October 14, 2024 · Declared Dead · 🏛 International Conference on Machine Learning

"No code URL or promise found in abstract"

Evidence collected by the PWNC Scanner

Authors Jasper Dekoninck, Maximilian Baader, Martin Vechev arXiv ID 2410.10347 Category cs.CL: Computation & Language Citations 25 Venue International Conference on Machine Learning Last Checked 4 months ago

Abstract

The availability of a wide range of large language models (LLMs) embedded in various agentic systems has significantly increased the potential of model selection strategies to improve the cost-performance tradeoff.
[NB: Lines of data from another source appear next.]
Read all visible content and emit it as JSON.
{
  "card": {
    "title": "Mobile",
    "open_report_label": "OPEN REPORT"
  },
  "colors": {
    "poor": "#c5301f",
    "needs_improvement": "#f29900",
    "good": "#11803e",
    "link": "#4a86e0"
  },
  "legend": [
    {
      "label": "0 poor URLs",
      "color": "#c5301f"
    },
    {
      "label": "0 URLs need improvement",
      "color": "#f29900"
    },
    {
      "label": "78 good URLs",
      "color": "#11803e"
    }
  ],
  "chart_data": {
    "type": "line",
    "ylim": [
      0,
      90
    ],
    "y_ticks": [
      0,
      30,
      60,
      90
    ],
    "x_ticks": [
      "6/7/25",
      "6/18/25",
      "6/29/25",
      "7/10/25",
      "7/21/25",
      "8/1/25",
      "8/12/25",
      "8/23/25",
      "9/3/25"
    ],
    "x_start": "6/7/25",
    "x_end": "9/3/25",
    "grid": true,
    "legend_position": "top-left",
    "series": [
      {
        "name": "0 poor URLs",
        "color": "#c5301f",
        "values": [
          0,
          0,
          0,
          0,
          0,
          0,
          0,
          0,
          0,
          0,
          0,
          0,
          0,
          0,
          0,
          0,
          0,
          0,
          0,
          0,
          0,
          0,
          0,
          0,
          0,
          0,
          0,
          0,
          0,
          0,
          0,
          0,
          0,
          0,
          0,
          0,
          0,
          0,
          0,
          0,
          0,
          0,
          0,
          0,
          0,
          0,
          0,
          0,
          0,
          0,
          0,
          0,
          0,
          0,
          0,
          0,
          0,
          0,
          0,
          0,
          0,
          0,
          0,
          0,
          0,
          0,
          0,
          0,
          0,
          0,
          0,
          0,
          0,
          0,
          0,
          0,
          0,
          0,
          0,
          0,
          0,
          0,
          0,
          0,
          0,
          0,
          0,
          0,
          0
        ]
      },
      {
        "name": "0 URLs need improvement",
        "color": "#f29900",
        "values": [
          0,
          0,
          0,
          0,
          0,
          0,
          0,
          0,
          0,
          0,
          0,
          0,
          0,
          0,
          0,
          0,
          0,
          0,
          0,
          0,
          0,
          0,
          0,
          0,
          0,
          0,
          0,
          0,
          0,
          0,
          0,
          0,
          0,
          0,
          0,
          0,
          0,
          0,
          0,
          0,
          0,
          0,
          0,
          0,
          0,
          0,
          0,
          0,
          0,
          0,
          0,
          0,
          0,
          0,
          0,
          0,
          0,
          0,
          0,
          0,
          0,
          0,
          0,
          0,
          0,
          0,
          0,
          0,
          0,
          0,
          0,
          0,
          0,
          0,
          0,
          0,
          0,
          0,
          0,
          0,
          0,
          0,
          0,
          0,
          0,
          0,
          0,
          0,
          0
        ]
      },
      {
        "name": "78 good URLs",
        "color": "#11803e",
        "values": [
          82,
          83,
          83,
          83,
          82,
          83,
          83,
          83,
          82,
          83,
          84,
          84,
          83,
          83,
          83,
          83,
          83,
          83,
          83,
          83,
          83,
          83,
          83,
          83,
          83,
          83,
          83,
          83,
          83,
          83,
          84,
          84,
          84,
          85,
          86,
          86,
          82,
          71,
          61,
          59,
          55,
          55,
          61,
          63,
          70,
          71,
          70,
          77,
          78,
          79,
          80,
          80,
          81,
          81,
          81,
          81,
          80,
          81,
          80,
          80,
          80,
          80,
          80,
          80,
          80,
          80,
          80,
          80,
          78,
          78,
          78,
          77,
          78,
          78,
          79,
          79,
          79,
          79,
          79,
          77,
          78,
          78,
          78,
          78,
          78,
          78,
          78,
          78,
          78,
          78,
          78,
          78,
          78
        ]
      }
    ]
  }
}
Existing strategies involve either routing, where a single model is chosen per query, or cascading, which sequentially runs increasingly larger models until a satisfactory answer is found. However, current approaches face three key limitations: they (1) lack formal proofs of optimality, (2) fail to identify the conditions under which these strategies are most effective to improve the cost-performance tradeoff, and (3) are unable to combine both paradigms for further improvements. To address these issues, we first derive a novel optimal strategy for cascading and prove the optimality of an existing routing strategy. Further, we propose cascade routing, a unified framework that integrates routing and cascading into a theoretically optimal strategy. Through our analysis, we identify good quality estimators as the critical factor for the success of model selection paradigms. Finally, in our experiments, we show that cascade routing consistently outperforms the individual approaches by a large margin and we analyze quality estimators to determine when routing and/or cascading are useful paradigms for model selection.